The high court ruled on January 27 that U.S. Steel Corp. did not have to pay a group of employees for time spent changing into and out of certain protective gear. In Sandifer v. U.S. Steel Corp., workers sued to be paid for time spent donning and doffing the gear even though the Fair Labor Standards Act (FLSA) says that time spent “changing clothes” at the beginning or end of each workday can be excluded from compensable time unless otherwise negotiated in a collective bargaining agreement.
The workers filing the lawsuit claimed the gear was personal protective equipment rather than clothing. But the Supreme Court ruled that the gear in question could largely be considered clothing, and therefore, they didn’t have to be paid for time spent putting it on and taking it off.

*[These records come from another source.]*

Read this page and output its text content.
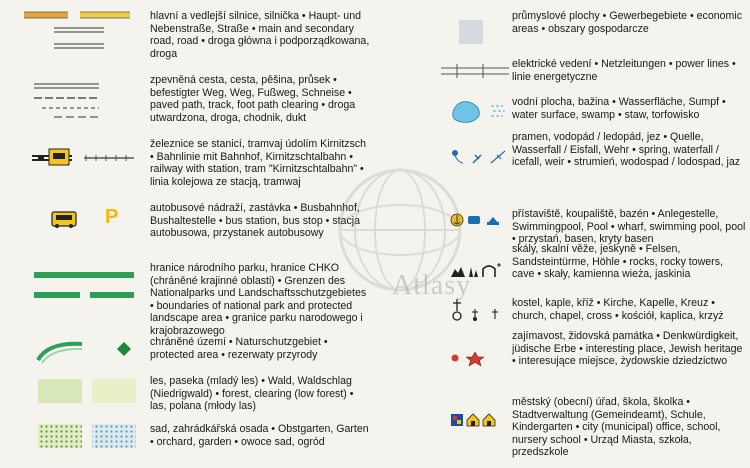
hlavní a vedlejší silnice, silnička • Haupt- und Nebenstraße, Straße • main and secondary road, road • droga główna i podporządkowana, droga

zpevněná cesta, cesta, pěšina, průsek • befestigter Weg, Weg, Fußweg, Schneise • paved path, track, foot path clearing • droga utwardzona, droga, chodnik, dukt

železnice se stanicí, tramvaj údolím Kirnitzsch • Bahnlinie mit Bahnhof, Kirnitzschtalbahn • railway with station, tram "Kirnitzschtalbahn" • linia kolejowa ze stacją, tramwaj

P	autobusové nádraží, zastávka • Busbahnhof, Bushaltestelle • bus station, bus stop • stacja autobusowa, przystanek autobusowy

hranice národního parku, hranice CHKO (chráněné krajinné oblasti) • Grenzen des Nationalparks und Landschaftsschutzgebietes • boundaries of national park and protected landscape area • granice parku narodowego i krajobrazowego

chráněné území • Naturschutzgebiet • protected area • rezerwaty przyrody

les, paseka (mladý les) • Wald, Waldschlag (Niedrigwald) • forest, clearing (low forest) • las, polana (młody las)

sad, zahrádkářská osada • Obstgarten, Garten • orchard, garden • owoce sad, ogród

průmyslové plochy • Gewerbegebiete • economic areas • obszary gospodarcze

elektrické vedení • Netzleitungen • power lines • linie energetyczne

vodní plocha, bažina • Wasserfläche, Sumpf • water surface, swamp • staw, torfowisko

pramen, vodopád / ledopád, jez • Quelle, Wasserfall / Eisfall, Wehr • spring, waterfall / icefall, weir • strumień, wodospad / lodospad, jaz

přístaviště, koupaliště, bazén • Anlegestelle, Swimmingpool, Pool • wharf, swimming pool, pool • przystań, basen, kryty basen

skály, skalní věže, jeskyně • Felsen, Sandsteintürme, Höhle • rocks, rocky towers, cave • skały, kamienna wieża, jaskinia

kostel, kaple, kříž • Kirche, Kapelle, Kreuz • church, chapel, cross • kościół, kaplica, krzyż

zajímavost, židovská památka • Denkwürdigkeit, jüdische Erbe • interesting place, Jewish heritage • interesujące miejsce, żydowskie dziedzictwo

městský (obecní) úřad, škola, školka • Stadtverwaltung (Gemeindeamt), Schule, Kindergarten • city (municipal) office, school, nursery school • Urząd Miasta, szkoła, przedszkole

Atlasy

Twelve items were mentioned in the lawsuit: a flame-retardant jacket, a pair of pants, a hood, a hardhat, a “snood,” “wristlets,” work gloves, leggings, “metatarsal” boots, safety glasses, earplugs, and a respirator.
The court found that glasses, earplugs, and a respirator didn’t fit the definition of “clothes” for purposes of the FLSA, but the ruling referred to an earlier lower court ruling spelling out that time putting on safety glasses and earplugs “is minimal” and that respirators are “put on as needed at job locations.”
Following the ruling, a lawyer for the workers, Eric Schnapper, said the case isn’t the last word on the donning-doffing issue. A Reuters news agency report quoted him as saying, “The fighting will go on.” He said he expects litigation over cases involving different kinds of equipment in the meatpacking and poultry-processing industries.